Kamuya ait iş makinelerince kazdırılan hendekler tuzaklanıyor, zırhlı iş makineleriyle kapatmaya giden güvenlik güçleri tuzağa düşürülüp, en yakın mesafedeki evde pusuya yatmış teröristlerce ateşe tuluyor.
Şehirleri mekân tutmuş tetöristlere dönük son dönem topkyekün bir operasyon başlatıldı.
Örneğin, Silvan’da 10 günden fazladır sokağa çıkma yasağı uygulanıyor.
İlçenin kimi mahallelerinin dış çeperlerinde tanklar nöbet tutuyor.
Sivil yurttaşlarımız konutlarını terk edip, yakınlarının yanına taşındı.
Hasılı, bölgede terör sadece devleti ve güvenlik güçlerini hedef almıyor.
Masum yurttaşlarımızı da yerinden, yurdundan ediyor.
Çocuklar okullarına gidemiyor, sağlık kurumlarımız hedef olabiliyor.
Diyaliz tedavisi gören bölge insannın cihazları zarar görebiliyor.
Zaman zaman ekrarlarda rastlıyoruz.
Terörden bıkan bölge insanı Batı kentlerine göç etmek zorunda kalıyor.

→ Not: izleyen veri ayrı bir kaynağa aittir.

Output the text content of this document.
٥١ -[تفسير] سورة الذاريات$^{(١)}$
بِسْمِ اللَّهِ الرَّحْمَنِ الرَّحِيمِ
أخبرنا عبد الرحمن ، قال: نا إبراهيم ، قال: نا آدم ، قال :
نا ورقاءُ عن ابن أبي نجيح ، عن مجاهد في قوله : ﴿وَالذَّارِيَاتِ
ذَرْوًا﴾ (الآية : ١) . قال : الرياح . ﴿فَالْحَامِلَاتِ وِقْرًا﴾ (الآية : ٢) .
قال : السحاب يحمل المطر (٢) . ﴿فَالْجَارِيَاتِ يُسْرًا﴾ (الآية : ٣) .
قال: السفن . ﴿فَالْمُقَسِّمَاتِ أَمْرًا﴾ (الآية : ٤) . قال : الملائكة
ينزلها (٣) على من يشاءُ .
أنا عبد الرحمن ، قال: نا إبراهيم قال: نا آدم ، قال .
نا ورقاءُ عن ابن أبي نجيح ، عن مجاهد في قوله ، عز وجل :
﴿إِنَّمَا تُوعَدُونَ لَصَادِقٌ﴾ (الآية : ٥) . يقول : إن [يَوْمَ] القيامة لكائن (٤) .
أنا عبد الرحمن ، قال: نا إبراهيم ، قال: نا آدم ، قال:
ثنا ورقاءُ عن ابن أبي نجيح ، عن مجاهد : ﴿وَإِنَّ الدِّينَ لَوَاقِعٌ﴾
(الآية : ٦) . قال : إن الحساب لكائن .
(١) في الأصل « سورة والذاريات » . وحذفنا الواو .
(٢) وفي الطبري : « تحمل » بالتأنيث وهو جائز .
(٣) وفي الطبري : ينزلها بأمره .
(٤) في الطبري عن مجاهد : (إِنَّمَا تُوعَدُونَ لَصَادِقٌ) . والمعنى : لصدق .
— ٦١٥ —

Konuştuğumuz üst düzey güvenlik yöneticisi, bir kaç ay evvel Batı’dan bölgeye tayini çıkanlardan.
Batı yerleşimlerinde en ufak bir eylemin orada kendileri için çok basit geldiğini, şimdi en az 15-20 olay bildirimi yaptıkları günler olduğunu anlatıyor.
Son günlerde terörstlerden güvenlik güçlerinin üstüne havan mermisinin de düştüğünü, bunun da bölgede ilk kez yaşandığının altını çiziyor.
Aynı güvenlik görevlisi, içimizi ferahlatan bir tespitini de aktarıyor.
Terör örgütünün, Diyarbakır ve civar ilellerle bazı ilçelerde Kobani benzeri bir ayaklanma için halktan destek bulamadığını, bunun, üniter yapıyı koruma adına sevindirici olduğunu da söylüyor.
Operasyonları ve çatışma ortamını bizzat yaşamış bir devlet görevlisinin tespitleri bunlar.
Hiçbir şey, uzaktan atıp tutmak gibi değil.